Summary
The Cigna Group reported a significant increase in net income for the nine months ended September 30, 2025, driven by the absence of a substantial prior-year investment impairment. Total revenues grew by 12% year-over-year, largely due to strong performance in Pharmacy revenues, which increased by 17%. This growth was primarily fueled by higher utilization and customer expansion within the Evernorth Health Services segment. However, the Cigna Healthcare segment experienced a revenue decline of 9%, largely attributable to the divestiture of its Medicare Advantage business. Despite this, the company managed its expenses effectively, with Selling, General, and Administrative (SG&A) expenses remaining relatively flat year-over-year when excluding the impact of strategic optimization programs. The company also strengthened its balance sheet by issuing new senior notes and repaying existing debt, demonstrating a proactive approach to capital management.
Financial Highlights
48 data points| Revenue | $69.75B |
| Cost of Revenue | $55.53B |
| Gross Profit | $14.22B |
| SG&A Expenses | $3.36B |
| Operating Income | $2.58B |
| Interest Expense | $363.00M |
| Net Income | $1.87B |
| EPS (Basic) | $7.02 |
| EPS (Diluted) | $6.98 |
| Shares Outstanding (Diluted) | 267.53M |
Key Highlights
- 1Total revenues increased by 12% to $202.4 billion for the nine months ended September 30, 2025, compared to the prior year, driven by strong growth in Pharmacy revenues.
- 2Shareholders' net income saw a substantial increase of 135% to $4.7 billion for the nine months ended September 30, 2025, largely due to the absence of a prior-year investment impairment.

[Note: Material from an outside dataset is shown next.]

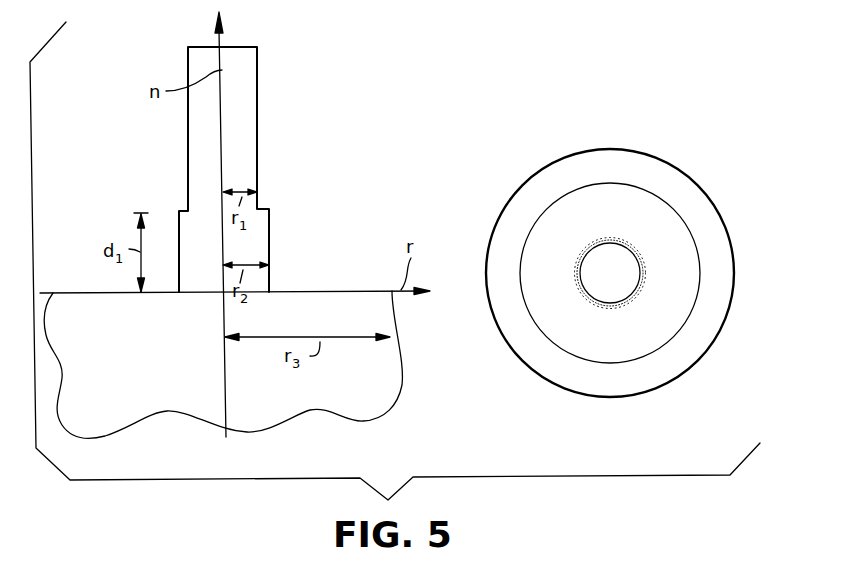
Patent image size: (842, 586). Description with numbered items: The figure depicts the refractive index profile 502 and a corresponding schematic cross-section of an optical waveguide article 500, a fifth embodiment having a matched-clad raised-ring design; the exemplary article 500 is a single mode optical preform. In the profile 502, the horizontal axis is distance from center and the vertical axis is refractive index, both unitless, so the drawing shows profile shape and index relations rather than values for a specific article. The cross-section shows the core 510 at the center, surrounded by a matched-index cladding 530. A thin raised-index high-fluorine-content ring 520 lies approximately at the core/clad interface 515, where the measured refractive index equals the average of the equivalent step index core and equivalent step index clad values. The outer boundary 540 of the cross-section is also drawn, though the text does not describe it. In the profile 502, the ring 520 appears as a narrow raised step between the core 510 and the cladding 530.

- 3The divestiture of the Medicare Advantage business impacted Cigna Healthcare's revenues, which decreased by 9% year-over-year for the nine months ended September 30, 2025.
- 4Evernorth Health Services demonstrated robust growth, with adjusted revenues up 16% and pre-tax adjusted income from operations up 4% for the nine months ended September 30, 2025.
- 5The company successfully managed its debt, issuing $4.5 billion in new senior notes and repaying $2.0 billion under a term loan facility during the period.
- 6Selling, General, and Administrative (SG&A) expenses remained flat year-over-year for the nine months, reflecting effective cost management despite strategic investments.
- 7The company repurchased $2.6 billion of its common stock during the nine months ended September 30, 2025, continuing its capital return strategy.